Detailed Description:
The text outlines the author’s investigation into the functioning and security of the ChatGPT agent, particularly focusing on its HTTP headers and user-agent behavior. This exploration has crucial implications for professionals in AI security and cloud infrastructure, showcasing the intersection of web standards, AI applications, and the verification of bot traffic.

– **ChatGPT Agent Overview**:
– The ChatGPT agent is a newly released feature enabling browser automation and terminal access, evolving from a previous research preview.

– **Investigation Highlights**:
– The author created a web URL endpoint to analyze traffic and logged several HTTP request headers from the ChatGPT agent.
– Key headers included “Signature-Agent” and “Signature-Input”, integral to verifying the agent’s identity following the RFC 9421 HTTP Message Signatures standard.

– **Misunderstanding with Crawler Requests**:
– Initially, the author believed that the ChatGPT bot was leaking URLs visible to Bingbot and Yandex due to similarities in HTTP headers.
– Upon further investigation, it was determined that Cloudflare’s Crawler Hints feature was responsible for automated traffic from these search engine bots, not a flaw in the ChatGPT agent.

– **Verification Technique**:
– The text discusses how to verify requests from the ChatGPT agent by checking for specific signature headers, ensuring that the system’s security protocols are robust against impersonation by unauthorized bots.

– **Technical Insights**:
– The analysis brings attention to potential security concerns related to HTTPS connections and proxy use, emphasizing the need for proper configuration of cloud services and understanding of intermediary behavior.

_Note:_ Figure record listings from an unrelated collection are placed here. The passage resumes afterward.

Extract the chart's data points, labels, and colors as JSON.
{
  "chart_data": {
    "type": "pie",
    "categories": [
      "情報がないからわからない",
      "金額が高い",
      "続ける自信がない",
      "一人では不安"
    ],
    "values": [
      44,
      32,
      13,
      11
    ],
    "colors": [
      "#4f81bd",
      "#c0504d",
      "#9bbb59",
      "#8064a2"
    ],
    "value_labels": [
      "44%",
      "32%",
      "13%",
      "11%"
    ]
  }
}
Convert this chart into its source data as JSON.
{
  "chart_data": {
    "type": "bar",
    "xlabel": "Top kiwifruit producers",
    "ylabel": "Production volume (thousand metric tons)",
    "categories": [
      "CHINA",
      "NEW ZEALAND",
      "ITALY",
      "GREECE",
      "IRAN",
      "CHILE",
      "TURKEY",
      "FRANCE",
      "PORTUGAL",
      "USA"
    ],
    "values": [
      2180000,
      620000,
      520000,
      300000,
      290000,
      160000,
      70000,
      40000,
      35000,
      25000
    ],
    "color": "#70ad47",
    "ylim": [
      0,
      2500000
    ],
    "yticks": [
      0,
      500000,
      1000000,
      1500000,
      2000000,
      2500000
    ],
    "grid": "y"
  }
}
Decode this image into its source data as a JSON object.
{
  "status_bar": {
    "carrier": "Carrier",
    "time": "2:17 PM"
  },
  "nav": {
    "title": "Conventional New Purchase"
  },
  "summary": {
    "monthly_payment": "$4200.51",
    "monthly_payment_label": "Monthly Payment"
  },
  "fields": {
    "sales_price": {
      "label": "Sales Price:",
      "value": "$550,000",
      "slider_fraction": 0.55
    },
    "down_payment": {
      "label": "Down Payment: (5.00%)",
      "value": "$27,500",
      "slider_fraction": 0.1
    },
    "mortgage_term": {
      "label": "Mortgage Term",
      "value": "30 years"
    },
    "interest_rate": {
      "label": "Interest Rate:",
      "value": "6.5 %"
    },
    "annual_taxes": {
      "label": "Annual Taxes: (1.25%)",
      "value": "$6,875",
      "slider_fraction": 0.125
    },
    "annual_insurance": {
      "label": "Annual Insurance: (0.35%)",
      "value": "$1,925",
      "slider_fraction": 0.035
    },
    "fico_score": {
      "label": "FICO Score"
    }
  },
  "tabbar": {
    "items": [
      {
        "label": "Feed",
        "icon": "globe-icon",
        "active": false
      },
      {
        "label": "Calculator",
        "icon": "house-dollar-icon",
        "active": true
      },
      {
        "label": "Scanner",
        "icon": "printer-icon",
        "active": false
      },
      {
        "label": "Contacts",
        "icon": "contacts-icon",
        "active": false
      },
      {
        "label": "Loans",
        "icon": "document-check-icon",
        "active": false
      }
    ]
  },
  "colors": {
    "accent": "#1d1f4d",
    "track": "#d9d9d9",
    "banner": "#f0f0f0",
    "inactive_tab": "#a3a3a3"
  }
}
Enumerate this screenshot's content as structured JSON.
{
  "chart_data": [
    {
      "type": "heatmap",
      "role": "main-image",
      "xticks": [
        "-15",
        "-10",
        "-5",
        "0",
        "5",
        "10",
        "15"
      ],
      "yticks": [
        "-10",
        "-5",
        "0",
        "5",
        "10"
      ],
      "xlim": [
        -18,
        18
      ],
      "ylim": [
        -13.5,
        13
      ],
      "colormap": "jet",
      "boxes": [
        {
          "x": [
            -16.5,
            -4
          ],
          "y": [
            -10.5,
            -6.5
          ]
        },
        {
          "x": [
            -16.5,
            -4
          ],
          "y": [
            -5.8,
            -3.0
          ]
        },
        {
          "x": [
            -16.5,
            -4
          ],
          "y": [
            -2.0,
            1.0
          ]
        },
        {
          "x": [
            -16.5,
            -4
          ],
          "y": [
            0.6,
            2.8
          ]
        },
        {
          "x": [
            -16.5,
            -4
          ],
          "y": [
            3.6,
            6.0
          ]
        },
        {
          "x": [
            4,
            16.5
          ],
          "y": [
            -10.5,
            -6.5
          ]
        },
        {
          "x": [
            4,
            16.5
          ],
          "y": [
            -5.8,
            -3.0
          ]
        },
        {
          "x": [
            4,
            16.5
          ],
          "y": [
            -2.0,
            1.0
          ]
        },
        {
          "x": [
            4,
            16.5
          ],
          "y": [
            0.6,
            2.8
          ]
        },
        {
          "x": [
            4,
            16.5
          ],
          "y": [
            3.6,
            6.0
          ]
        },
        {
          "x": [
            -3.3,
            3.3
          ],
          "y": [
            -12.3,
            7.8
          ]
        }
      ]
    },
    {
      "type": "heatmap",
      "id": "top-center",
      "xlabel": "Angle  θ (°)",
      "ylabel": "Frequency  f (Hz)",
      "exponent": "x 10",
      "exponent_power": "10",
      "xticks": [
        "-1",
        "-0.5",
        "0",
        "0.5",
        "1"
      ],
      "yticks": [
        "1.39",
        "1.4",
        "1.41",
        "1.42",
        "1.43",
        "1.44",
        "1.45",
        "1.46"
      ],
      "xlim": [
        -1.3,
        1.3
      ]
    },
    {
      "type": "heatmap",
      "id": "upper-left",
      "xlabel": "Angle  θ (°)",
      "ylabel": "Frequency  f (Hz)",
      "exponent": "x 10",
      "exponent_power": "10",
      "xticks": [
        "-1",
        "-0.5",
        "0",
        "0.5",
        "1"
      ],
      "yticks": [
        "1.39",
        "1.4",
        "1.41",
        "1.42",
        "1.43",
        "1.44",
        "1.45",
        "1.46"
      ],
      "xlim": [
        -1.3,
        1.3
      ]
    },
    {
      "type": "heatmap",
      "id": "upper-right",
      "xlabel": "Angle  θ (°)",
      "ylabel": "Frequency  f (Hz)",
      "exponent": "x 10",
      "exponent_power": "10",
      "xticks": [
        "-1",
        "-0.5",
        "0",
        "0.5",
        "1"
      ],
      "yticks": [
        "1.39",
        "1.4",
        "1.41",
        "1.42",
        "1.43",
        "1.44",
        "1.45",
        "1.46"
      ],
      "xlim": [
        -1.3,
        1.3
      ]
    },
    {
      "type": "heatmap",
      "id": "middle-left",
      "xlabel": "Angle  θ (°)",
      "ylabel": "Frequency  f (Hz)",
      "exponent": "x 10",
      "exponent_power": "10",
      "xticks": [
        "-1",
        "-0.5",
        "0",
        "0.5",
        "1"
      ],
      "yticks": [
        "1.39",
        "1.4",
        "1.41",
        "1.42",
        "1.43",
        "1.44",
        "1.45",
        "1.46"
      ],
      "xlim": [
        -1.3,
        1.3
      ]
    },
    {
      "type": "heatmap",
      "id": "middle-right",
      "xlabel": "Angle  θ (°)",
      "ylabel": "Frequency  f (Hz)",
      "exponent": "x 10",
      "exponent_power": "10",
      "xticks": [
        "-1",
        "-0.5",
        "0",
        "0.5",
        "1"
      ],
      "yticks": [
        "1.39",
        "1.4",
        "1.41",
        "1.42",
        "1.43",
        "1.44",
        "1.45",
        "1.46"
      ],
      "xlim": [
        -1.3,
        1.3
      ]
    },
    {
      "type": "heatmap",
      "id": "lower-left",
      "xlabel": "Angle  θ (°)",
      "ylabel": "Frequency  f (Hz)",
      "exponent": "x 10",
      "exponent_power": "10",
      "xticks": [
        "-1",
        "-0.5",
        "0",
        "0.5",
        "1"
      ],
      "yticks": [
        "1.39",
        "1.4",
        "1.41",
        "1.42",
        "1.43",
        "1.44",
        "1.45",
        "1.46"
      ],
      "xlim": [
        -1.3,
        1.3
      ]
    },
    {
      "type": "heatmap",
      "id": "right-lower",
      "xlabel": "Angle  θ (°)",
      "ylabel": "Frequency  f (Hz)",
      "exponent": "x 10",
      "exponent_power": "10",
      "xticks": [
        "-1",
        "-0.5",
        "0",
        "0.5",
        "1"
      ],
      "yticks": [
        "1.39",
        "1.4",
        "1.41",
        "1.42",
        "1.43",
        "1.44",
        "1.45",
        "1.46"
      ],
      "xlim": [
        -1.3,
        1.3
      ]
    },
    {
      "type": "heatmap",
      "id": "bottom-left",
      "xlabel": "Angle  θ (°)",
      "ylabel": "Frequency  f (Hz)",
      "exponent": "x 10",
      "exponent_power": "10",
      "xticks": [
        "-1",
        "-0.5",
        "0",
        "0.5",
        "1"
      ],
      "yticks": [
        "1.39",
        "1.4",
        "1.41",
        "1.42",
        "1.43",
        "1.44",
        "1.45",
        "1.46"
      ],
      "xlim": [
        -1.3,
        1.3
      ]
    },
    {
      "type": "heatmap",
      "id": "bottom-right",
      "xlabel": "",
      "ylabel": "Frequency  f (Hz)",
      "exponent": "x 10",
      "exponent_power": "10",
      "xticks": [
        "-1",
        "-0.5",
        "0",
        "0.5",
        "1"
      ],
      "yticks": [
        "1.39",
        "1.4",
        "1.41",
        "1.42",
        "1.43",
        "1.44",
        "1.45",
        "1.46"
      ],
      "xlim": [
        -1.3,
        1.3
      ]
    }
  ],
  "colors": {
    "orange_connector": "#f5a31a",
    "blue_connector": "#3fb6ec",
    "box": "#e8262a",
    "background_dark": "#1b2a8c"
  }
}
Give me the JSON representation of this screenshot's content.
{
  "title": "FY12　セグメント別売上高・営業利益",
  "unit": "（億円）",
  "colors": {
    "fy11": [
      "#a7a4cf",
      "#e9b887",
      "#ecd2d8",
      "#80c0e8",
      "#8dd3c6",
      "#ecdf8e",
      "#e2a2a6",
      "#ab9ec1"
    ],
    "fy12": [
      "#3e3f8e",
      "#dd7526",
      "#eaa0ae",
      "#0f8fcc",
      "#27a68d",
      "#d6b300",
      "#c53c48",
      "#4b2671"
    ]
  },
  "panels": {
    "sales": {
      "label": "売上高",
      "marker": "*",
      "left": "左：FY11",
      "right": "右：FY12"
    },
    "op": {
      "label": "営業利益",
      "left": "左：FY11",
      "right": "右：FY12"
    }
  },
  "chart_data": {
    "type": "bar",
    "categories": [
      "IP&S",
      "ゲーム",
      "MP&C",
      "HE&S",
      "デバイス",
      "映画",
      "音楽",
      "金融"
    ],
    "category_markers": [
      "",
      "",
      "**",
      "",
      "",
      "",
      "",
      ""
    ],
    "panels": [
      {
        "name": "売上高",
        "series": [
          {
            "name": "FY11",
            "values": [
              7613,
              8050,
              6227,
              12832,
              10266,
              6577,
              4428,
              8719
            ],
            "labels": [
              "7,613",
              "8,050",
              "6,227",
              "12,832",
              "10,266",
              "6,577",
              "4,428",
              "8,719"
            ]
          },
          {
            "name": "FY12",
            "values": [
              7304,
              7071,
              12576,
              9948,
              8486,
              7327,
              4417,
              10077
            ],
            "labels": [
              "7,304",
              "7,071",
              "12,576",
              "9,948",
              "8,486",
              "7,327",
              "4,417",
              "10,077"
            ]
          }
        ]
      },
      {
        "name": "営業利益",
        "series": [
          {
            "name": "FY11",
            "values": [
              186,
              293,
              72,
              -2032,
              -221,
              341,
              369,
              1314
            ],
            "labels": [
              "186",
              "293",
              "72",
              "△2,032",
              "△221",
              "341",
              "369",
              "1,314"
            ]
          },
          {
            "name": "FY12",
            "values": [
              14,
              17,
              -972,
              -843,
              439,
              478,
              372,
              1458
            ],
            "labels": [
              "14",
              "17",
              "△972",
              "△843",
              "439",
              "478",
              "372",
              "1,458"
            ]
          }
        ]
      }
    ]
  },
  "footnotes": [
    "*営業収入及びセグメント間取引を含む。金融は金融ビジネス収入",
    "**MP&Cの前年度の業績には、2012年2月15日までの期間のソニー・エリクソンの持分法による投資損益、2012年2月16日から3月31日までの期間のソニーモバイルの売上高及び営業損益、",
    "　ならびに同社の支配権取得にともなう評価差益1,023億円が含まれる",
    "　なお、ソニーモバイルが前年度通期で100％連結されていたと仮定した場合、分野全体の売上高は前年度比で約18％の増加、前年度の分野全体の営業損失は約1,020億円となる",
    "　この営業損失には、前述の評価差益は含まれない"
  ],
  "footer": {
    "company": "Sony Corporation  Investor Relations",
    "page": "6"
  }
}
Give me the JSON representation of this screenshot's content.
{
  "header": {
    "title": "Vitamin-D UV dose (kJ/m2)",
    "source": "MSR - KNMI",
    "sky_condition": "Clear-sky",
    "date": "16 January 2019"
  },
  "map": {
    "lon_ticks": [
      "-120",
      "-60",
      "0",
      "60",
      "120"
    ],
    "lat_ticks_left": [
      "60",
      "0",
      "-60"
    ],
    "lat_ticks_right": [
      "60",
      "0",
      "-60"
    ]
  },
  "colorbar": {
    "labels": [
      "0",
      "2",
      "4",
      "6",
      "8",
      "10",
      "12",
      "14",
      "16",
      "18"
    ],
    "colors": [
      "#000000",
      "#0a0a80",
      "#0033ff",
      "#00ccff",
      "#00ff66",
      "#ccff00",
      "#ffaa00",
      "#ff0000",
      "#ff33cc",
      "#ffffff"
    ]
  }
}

– **Conclusion and Lessons Learned**:
– The findings reiterate the importance of correct identification and verification of bot traffic in cloud environments. The text encourages rigorous investigation of security features to clarify misconceptions about underlying technology, ensuring accuracy in public commentary.

This write-up presents significant insights for security and compliance professionals, advocating for diligence in monitoring AI-driven applications and understanding the infrastructure that supports them.